L’entusiasmo con cui i croati accolgono l’ingresso in Europa, il primo luglio, si può misurare tra le altre cose con un numero: 20,74. È la percentuale di affluenza al voto dello scorso 14 aprile, con cui in vista dell’adesione all’Ue sono stati eletti i primi dodici europarlamentari del paese.

La diserzione di massa degli elettori – solo la Slovacchia è riuscita a fare peggio in una tornata europea (16,96% nel 2004) – dà la cifra di quanto la prospettiva comunitaria non scuota gli entusiasmi. Da una parte incide la fisiologica paura del nuovo. Anche nel 2004, a Est, l’ingresso in Europa fu percepito con freddezza, salvo poi assistere a una costante crescita dei sentimenti europeisti, soprattutto in Polonia, Slovacchia e nei paesi baltici. Allora pesò il lungo processo negoziale, denso di tecnicismi e paletti.

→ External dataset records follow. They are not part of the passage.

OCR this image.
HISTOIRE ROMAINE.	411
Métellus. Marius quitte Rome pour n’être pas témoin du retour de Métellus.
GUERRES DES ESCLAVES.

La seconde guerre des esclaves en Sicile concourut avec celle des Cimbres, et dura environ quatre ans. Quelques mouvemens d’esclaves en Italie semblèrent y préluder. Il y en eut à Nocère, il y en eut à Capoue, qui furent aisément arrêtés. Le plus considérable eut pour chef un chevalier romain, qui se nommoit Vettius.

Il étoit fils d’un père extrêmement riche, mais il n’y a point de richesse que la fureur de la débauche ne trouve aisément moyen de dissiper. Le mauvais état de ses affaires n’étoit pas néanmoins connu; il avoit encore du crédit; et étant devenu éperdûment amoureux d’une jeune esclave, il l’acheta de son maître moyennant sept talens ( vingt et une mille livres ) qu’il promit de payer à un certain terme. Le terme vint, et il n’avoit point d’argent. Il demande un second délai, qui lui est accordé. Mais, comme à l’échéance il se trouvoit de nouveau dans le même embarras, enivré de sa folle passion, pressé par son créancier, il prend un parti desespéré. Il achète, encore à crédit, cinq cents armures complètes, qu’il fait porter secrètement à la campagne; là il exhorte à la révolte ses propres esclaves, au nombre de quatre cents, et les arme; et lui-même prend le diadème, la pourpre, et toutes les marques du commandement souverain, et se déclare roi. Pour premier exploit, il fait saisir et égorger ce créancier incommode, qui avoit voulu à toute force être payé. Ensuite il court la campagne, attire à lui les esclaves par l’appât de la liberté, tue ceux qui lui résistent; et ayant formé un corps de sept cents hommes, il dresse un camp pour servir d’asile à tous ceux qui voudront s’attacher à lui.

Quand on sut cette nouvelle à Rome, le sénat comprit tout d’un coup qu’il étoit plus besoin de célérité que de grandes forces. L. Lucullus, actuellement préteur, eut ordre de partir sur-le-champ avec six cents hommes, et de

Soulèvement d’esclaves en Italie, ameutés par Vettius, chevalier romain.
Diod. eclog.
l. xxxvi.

Basterà pensare alle limitazioni alla libera circolazione dei lavoratori, mediaticamente sintetizzate nella vicenda, celebre ma priva di fondamenti reali, dell’idraulico polacco.
Oggi a Zagabria la situazione è grosso modo la stessa. La stella polare europea s’è offuscata in virtù di una fase negoziale lunga, che ha peraltro richiesto ristrutturazioni e privatizzazioni – è il caso dei cantieri navali – non sempre facili da digerire. Diversi paesi europei, da qui ai prossimi sette anni, hanno inoltre deciso di chiudere i rispettivi mercati del lavoro ai croati.

A fronte di queste similitudini con i precedenti allargamenti, c’è da tenere conto di una differenza sostanziale. Il punto è che la Croazia entra nell’Ue nel pieno di una gravissima crisi economica. Negli ultimi cinque anni il quadro complessivo è tremendamente peggiorato. Il Pil è crollato, la disoccupazione ha sfondato il tetto del 20%, il debito è prossimo a toccare quota sessanta e gli investimenti diretti dall’estero si sono contratti.

Queste variazioni negative dipendono dalla situazione nell’Ue, a cui la Croazia è economicamente legata. Ma ci sono anche cause più propriamente domestiche, a partire dalla bolla immobiliare e dalla speculazione edilizia, non certo irrilevanti. Un’altra nota dolente è la scarsa competitività delle aziende, che spesso, più che a vendere i loro prodotti o servizi sui mercati, puntano alla commessa pubblica.

Logico che, date queste abitudini, l’ingresso in Europa spaventi qualche imprenditore. I giornali ipotizzano delocalizzazioni nella vicina Bosnia-Erzegovina, nella cui porzione meridionale, trasformata in stato fantoccio al tempo della guerra, Zagabria continua a esercitare una influenza tramite la leva demografica e la leva del voto, quest’ultima determinata dal regime di doppia cittadinanza di cui godono molti croati-bosniaci.

Un’altra ragione che spiega l’indifferenza nei confronti dell’Ue è legata alle soluzioni austere finora seguite dal governo a trazione socialdemocratica di Zoran Milanovic, in carica dal dicembre 2011. Diverse le manifestazioni di protesta nei confronti dei tagli varati dall’esecutivo. Quella che ha fatto più notizia è stata lo sciopero dei dipendenti della compagnia di bandiera, Croatia Airlines, in seria difficoltà e sulla via della privatizzazione (anche se mancano gli investitori): a maggio sono rimasti fermi per otto giorni consecutivi.

Lo scenario, fragile, potrebbe trarre giovamento dalla pioggia di fondi strutturali – 11-12 miliardi di euro nel periodo 2014-2020 – che cadrà su Zagabria, a patto che vengano spesi bene. Ma i benefici non si valuteranno di certo nel breve periodo. Intanto, i socialdemocratici (Sdp) perdono colpi, piegati dalla crisi e dall’umore della gente. Dalle elezioni per l’Europarlamento, comunque sia viziate dalla scarsissima affluenza, sono usciti malconci. Hanno tenuto botta, invece, alle recenti amministrative, difendendo alcune roccaforti e arginando l’assalto dell’Hdz, il principale partito dell’area conservatrice.

Sorprendentemente, l’Hdz è in netto recupero, malgrado gli scandali clamorosi che l’hanno colpito nella scorsa legislatura, su tutti quello che ha portato alla condanna in primo grado dell’ex primo ministro Ivo Sanader a novembre. I giudici hanno ritenuto fondato il reato di corruzione formulato dall’accusa, affibbiandogli dieci anni di carcere.